Despite apparent good-faith efforts, the Libyans and foreign governments have had trouble accounting for Libya’s nuclear wares.
For example, the Bush administration has touted Italy’s October 2003 seizure of a shipment of centrifuge components en route to Libya with contributing to Tripoli’s disarmament decision and an indication of the success of Western intelligence efforts. But IAEA officials said another container of advanced L-2 components onboard the same ship “escaped the attention” of the authorities that searched the ship. (See ACT, March 2004.)
Furthermore, an IAEA official told Arms Control Today June 21 that Libyan officials have said that they had not received some of the centrifuge components that they ordered. This means that Libyan officials were duped by Khan’s suppliers, the materials were “returned to sender,” or a third party has them, a Department of State official said June 18, adding that the matter is still being investigated.
In another development, IAEA inspectors found that some of both the more basic and more advanced Libyan centrifuges had been “contaminated” with traces of HEU and LEU. Both types of enriched uranium were found in a test facility for the L-1 centrifuges. The two L-2 centrifuges, along with related components, had traces of HEU. The agency is still trying to identify the exact source of the material, but the report suggests that Libya did not attempt to test centrifuges with nuclear material, which might have indicated a more advanced program. Rather, it suggests that the components were already contaminated when Libya received them.
The report shed further light on Tripoli’s attempts to develop the capability to convert uranium oxide into uranium hexafluoride. Libya began its attempts to acquire a uranium-conversion facility “no later than 1981” and ordered a “modular” conversion facility from an unnamed “Far Eastern country” in 1984. Components for the facility began arriving two years later. Libya conducted “small scale” uranium-conversion experiments between 1983 and 1989, as well as “limited” experiments again after 1994. But none of these tests were carried out in a full-scale conversion facility and none of the experiments produced uranium hexafluoride.
The IAEA has said Libya acquired its nuclear material in two phases. Libya exported uranium in 1985 to an unnamed “nuclear-weapon state,” which then processed it and shipped the resulting products, including uranium hexafluoride, back to Libya later that year. Libya used Khan’s network to acquire two additional shipments of uranium hexafluoride in September 2000 and February 2001. The IAEA is still trying to determine the origin of that material.
A report earlier this year from Malaysia’s inspector general of police stated that, according to U.S. and British intelligence officials, uranium hexafluoride was shipped from Pakistan to Libya in 2001. Additionally, the IAEA has “uncorroborated information,” but no “proof,” that North Korea may have supplied Libya with nuclear material, the agency official said.

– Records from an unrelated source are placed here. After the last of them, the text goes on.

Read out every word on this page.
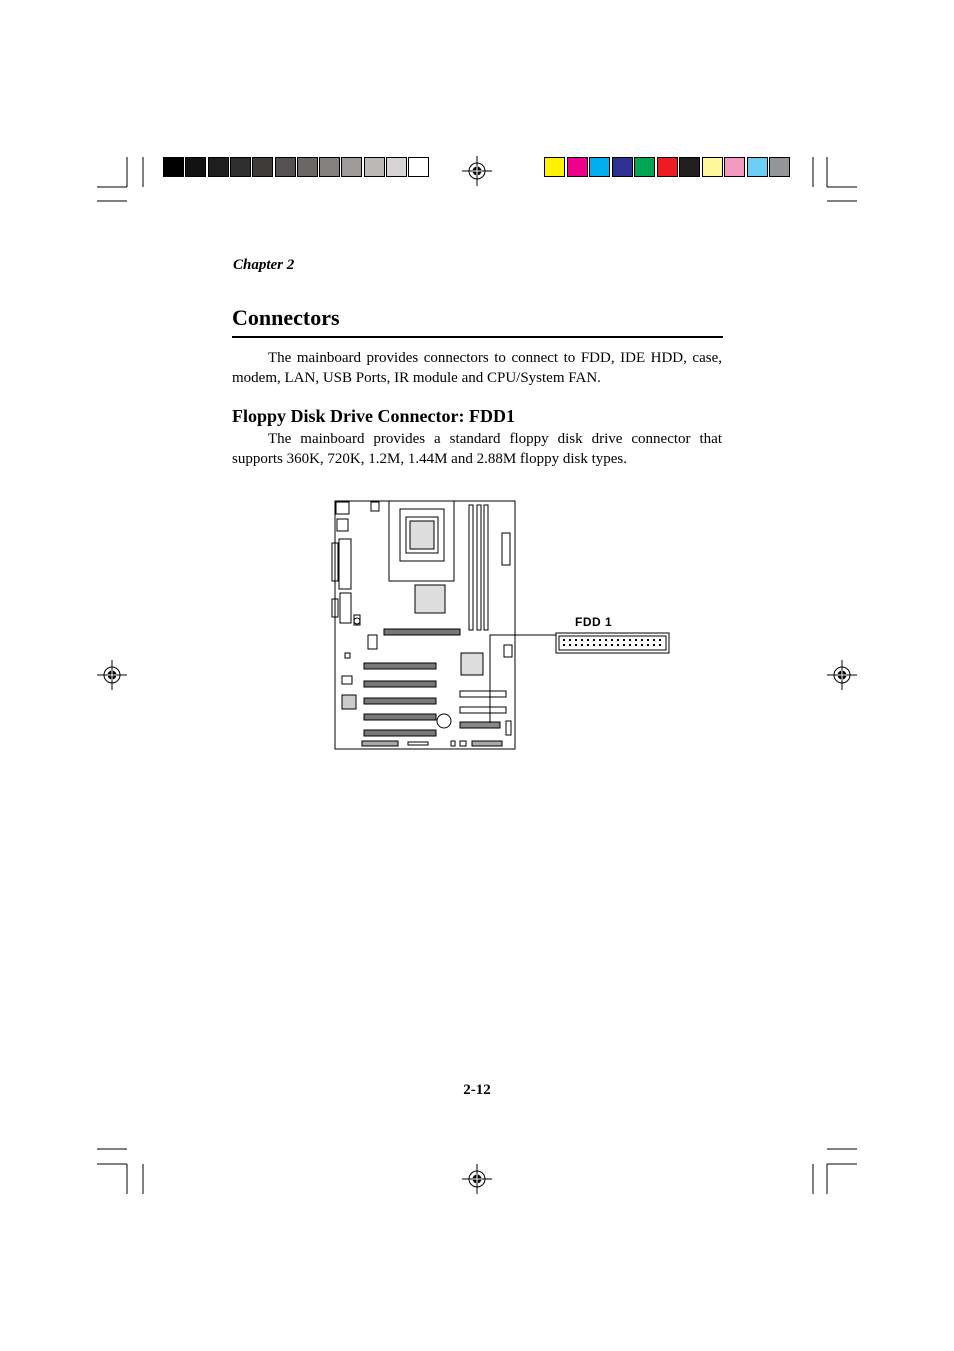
Chapter 2
Connectors
The mainboard provides connectors to connect to FDD, IDE HDD, case, modem, LAN, USB Ports, IR module and CPU/System FAN.
Floppy Disk Drive Connector: FDD1
The mainboard provides a standard floppy disk drive connector that supports 360K, 720K, 1.2M, 1.44M and 2.88M floppy disk types.
FDD 1
2-12
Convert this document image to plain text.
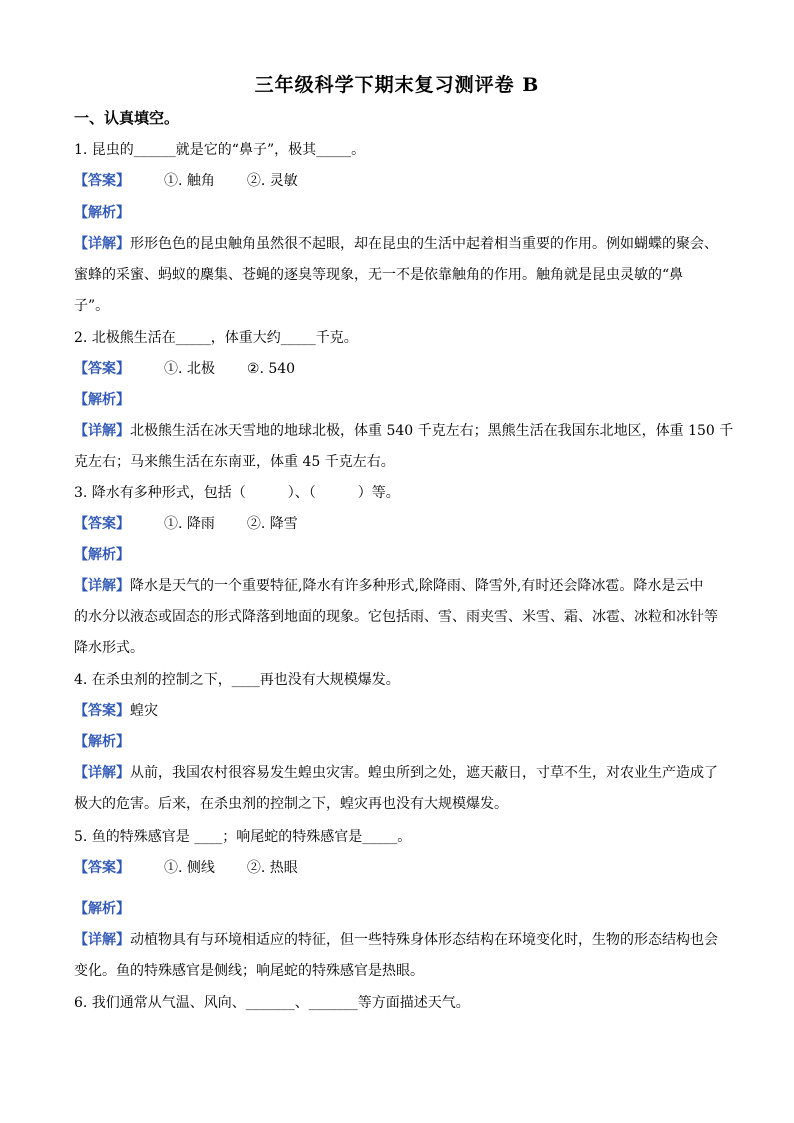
三年级科学下期末复习测评卷 B
一、认真填空。
1. 昆虫的______就是它的“鼻子”，极其_____。
【答案】 ①. 触角 ②. 灵敏
【解析】
【详解】形形色色的昆虫触角虽然很不起眼，却在昆虫的生活中起着相当重要的作用。例如蝴蝶的聚会、
蜜蜂的采蜜、蚂蚁的麇集、苍蝇的逐臭等现象，无一不是依靠触角的作用。触角就是昆虫灵敏的“鼻
子”。
2. 北极熊生活在_____，体重大约_____千克。
【答案】 ①. 北极 ②. 540
【解析】
【详解】北极熊生活在冰天雪地的地球北极，体重 540 千克左右；黑熊生活在我国东北地区，体重 150 千
克左右；马来熊生活在东南亚，体重 45 千克左右。
3. 降水有多种形式，包括（　　　）、（　　　）等。
【答案】 ①. 降雨 ②. 降雪
【解析】
【详解】降水是天气的一个重要特征,降水有许多种形式,除降雨、降雪外,有时还会降冰雹。降水是云中
的水分以液态或固态的形式降落到地面的现象。它包括雨、雪、雨夹雪、米雪、霜、冰雹、冰粒和冰针等
降水形式。
4. 在杀虫剂的控制之下，____再也没有大规模爆发。
【答案】蝗灾
【解析】
【详解】从前，我国农村很容易发生蝗虫灾害。蝗虫所到之处，遮天蔽日，寸草不生，对农业生产造成了
极大的危害。后来，在杀虫剂的控制之下，蝗灾再也没有大规模爆发。
5. 鱼的特殊感官是 ____；响尾蛇的特殊感官是_____。
【答案】 ①. 侧线 ②. 热眼
【解析】
【详解】动植物具有与环境相适应的特征，但一些特殊身体形态结构在环境变化时，生物的形态结构也会
变化。鱼的特殊感官是侧线；响尾蛇的特殊感官是热眼。
6. 我们通常从气温、风向、_______、_______等方面描述天气。
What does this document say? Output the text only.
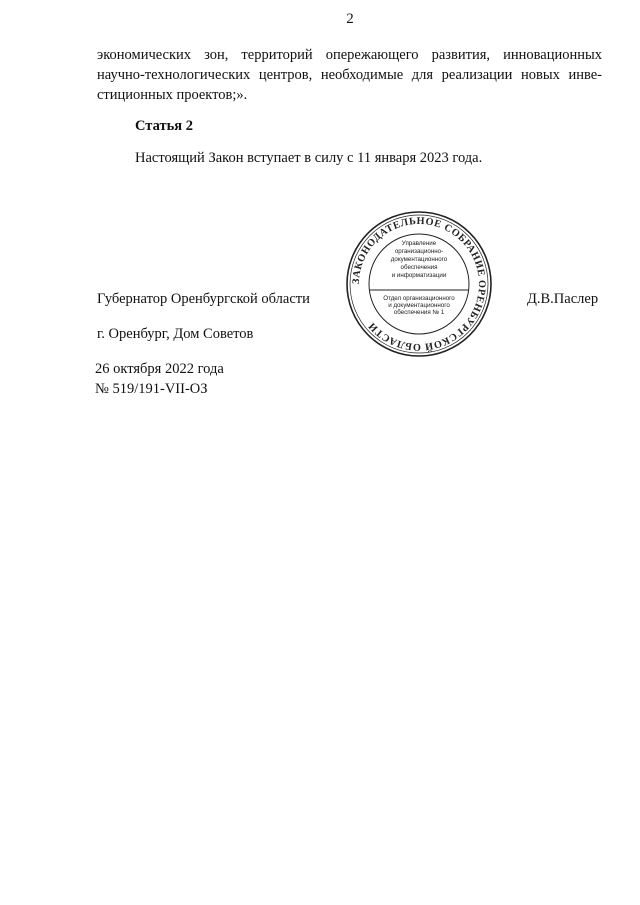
2
экономических зон, территорий опережающего развития, инновационных
научно-технологических центров, необходимые для реализации новых инве-
стиционных проектов;».
Статья 2
Настоящий Закон вступает в силу с 11 января 2023 года.
Губернатор Оренбургской области	Д.В.Паслер
г. Оренбург, Дом Советов
26 октября 2022 года
№ 519/191-VII-ОЗ
ЗАКОНОДАТЕЛЬНОЕ СОБРАНИЕ ОРЕНБУРГСКОЙ ОБЛАСТИ
Управление
организационно-
документационного
обеспечения
и информатизации
Отдел организационного
и документационного
обеспечения № 1
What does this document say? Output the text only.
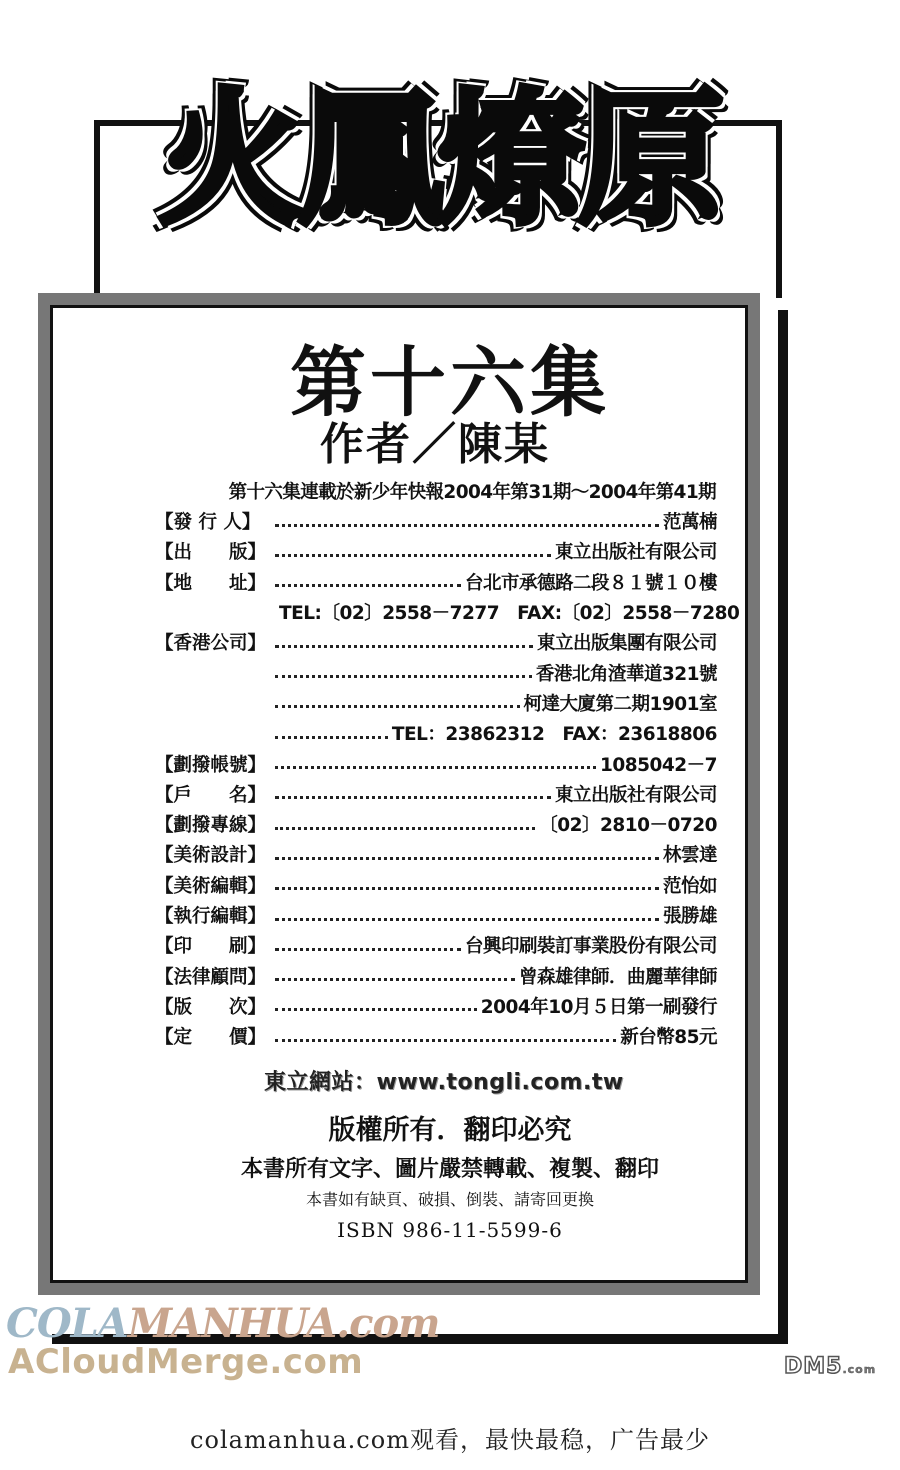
火鳳燎原
第十六集
作者／陳某
第十六集連載於新少年快報2004年第31期～2004年第41期
【發 行 人】	范萬楠
【出　　版】	東立出版社有限公司
【地　　址】	台北市承德路二段８１號１０樓
TEL:〔02〕2558－7277　FAX:〔02〕2558－7280
【香港公司】	東立出版集團有限公司
香港北角渣華道321號
柯達大廈第二期1901室
TEL：23862312　FAX：23618806
【劃撥帳號】	1085042－7
【戶　　名】	東立出版社有限公司
【劃撥專線】	〔02〕2810－0720
【美術設計】	林雲達
【美術編輯】	范怡如
【執行編輯】	張勝雄
【印　　刷】	台興印刷裝訂事業股份有限公司
【法律顧問】	曾森雄律師．曲麗華律師
【版　　次】	2004年10月５日第一刷發行
【定　　價】	新台幣85元
東立網站：www.tongli.com.tw
版權所有．翻印必究
本書所有文字、圖片嚴禁轉載、複製、翻印
本書如有缺頁、破損、倒裝、請寄回更換
ISBN 986-11-5599-6
COLAMANHUA.com
ACloudMerge.com	DM5.com
colamanhua.com观看，最快最稳，广告最少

The IAEA board adopted a resolution in March finding that Libya’s past clandestine nuclear activities “constituted non-compliance” with its IAEA safeguards agreement but also praising Libya’s subsequent cooperation and dismantlement efforts. Because of these efforts, the resolution requested that ElBaradei report Libya’s noncompliance to the UN Security Council “for information purposes only.” Although the council had the option of taking action against Tripoli, a security council president’s statement instead praised Libya’s cooperation in an April resolution. The United States, in cooperation with the United Kingdom and Russia, has removed the most important components of Libya’s nuclear weapons program.